Q: How Can My Teen Make Friends When the School Bars Him from Extracurricular Activities?
For a socially isolated teen with ADHD, finding a sport or other extra-curricular activity that “clicks” can make the difference between failure and hope. But when the school considers only achievement — not incremental progress — his GPA may get in the way. How to respond as a parent who understands ADD motivation.
Reviewed on July 2, 2018
“My son has a hard time making and keeping friends, and spends all of his time at home. He joined the track team three months ago, and it was the only social interaction he got outside of school. But even that was recently taken away when the coach cut him because of his grades. That was devastating to him. He came home crying, saying that he’s a failure and no one wants to give him a chance to show he is trying. (He was recently diagnosed with attention deficit disorder (ADHD or ADD) and placed on a 504 Plan at school. His grades were all Fs before he joined track, but he has been trying his hardest to do better.)
Was it right for the coach to cut him? What should I do to help him?”
I’m so sorry your son is struggling in this way — and that you are, too. Parenting a complex child isn’t easy.
It’s great news that your son has received a clear diagnosis and a 504 Plan; that should help you start making some changes! In the meantime, keep breathing. Change takes time, and it won’t all sort itself out immediately. At ImpactADHD we encourage parents to take a marathon view — remember that you are preparing to support your son for the long haul, not just for this school year. Patience is hard but essential to keep moving forward.
You have raised two issues: one about social challenges with making friends and one about playing a sport with failing grades.
Regarding social challenges, it’s very common for 14-year-old kids to spend a lot of time at home. Most of them (even those without ADHD) do not have the executive function skills to plan active social lives, and they don’t want parents planning activities for them either. So the first couple of years of high school tend to be a more isolated time for many young teens. As your son begins to get more involved with activities, hopefully that will slowly begin to change.
Which brings us to the next topic: the tug-of-war between sports and academics for kids with ADHD. Getting your son back into sports should be a higher priority than improving his social life, for now, because it accomplishes many of your goals for him.
I can’t say whether it was “right” for the coach to pull him from the team, but it certainly seems that the issue was not handled as well as it could have been. How receptive do you think he might be to a conversation?
You could share some of the recent research about how exercise is an essential part of your son’s treatment for ADHD, and ask if he’d be willing to reconsider his decision as long as your son shows incremental progress. If he understands that your son was actually beginning to improve in school once he started track, that might convince him to offer a second chance. If so, you’ll want to make sure that the coach is in closer communication with you, and that the three of you set clear, short-term goals to help your son begin to see gradual successes.
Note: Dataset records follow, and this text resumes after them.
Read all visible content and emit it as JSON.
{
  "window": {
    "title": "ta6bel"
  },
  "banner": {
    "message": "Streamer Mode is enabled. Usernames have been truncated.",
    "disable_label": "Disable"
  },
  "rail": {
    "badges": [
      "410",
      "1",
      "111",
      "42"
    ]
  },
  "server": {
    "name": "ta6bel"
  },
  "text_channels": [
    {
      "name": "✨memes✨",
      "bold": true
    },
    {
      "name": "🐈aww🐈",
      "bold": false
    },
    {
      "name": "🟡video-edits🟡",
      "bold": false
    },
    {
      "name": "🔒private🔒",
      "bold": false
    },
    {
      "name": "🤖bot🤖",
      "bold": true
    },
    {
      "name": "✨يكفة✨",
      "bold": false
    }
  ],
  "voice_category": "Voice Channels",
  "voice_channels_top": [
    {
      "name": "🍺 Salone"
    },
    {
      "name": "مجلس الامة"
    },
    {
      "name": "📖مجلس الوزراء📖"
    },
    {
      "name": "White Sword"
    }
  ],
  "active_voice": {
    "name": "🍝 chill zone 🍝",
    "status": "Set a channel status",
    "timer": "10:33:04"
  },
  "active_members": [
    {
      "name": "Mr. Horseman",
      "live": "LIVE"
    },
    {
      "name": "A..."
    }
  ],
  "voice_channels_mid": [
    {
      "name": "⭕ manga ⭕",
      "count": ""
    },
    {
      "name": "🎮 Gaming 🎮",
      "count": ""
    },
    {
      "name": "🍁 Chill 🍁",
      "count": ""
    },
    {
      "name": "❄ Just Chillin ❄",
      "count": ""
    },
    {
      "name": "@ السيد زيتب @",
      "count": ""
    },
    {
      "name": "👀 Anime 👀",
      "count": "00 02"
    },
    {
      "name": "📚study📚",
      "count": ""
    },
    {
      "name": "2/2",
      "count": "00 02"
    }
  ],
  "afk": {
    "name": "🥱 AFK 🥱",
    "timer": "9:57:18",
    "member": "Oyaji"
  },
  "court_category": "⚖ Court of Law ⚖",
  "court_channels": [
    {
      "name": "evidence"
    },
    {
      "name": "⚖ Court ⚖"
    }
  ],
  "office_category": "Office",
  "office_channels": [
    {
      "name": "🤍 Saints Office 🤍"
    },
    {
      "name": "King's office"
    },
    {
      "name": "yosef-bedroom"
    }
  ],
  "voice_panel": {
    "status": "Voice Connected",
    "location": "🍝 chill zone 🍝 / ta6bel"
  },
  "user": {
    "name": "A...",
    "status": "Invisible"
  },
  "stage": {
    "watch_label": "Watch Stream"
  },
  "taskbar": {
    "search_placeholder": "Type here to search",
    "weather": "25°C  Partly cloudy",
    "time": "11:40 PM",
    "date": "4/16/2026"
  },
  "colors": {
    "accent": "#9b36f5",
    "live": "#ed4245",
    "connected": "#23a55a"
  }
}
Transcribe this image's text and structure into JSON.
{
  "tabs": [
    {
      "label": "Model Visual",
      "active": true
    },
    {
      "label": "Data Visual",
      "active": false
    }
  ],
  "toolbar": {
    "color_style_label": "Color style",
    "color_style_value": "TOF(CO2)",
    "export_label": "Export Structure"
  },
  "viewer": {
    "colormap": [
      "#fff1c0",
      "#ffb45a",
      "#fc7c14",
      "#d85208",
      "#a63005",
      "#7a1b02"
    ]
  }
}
It also sounds like the school needs to address your son’s academic challenges more systematically. Hopefully, there is someone in the resource department who can help with this. His success does not necessarily depend on working “harder” — he needs to learn strategies that work for the way his brain is wired. Running track offers a key motivation for him to engage and want to try, which is great! Next, you and he need to identify which aspects of executive function are a challenge for him and determine ways to manage them more effectively.
As a parent of a teen who was recently diagnosed, there is a lot for you to learn about all the ways in which ADHD impacts behavior and the strategies for managing it. I urge you to take a parent training course so that you can help your son take ownership of his ADHD one step at a time.
The opinions and suggestions presented above are intended for your general knowledge only and are not a substitute for professional medical advice or treatment for specific medical conditions. You should not use this information to diagnose or treat a health problem or disease without consulting with a qualified healthcare provider. Please consult your healthcare provider with any questions or concerns you may have regarding your own or your child’s condition.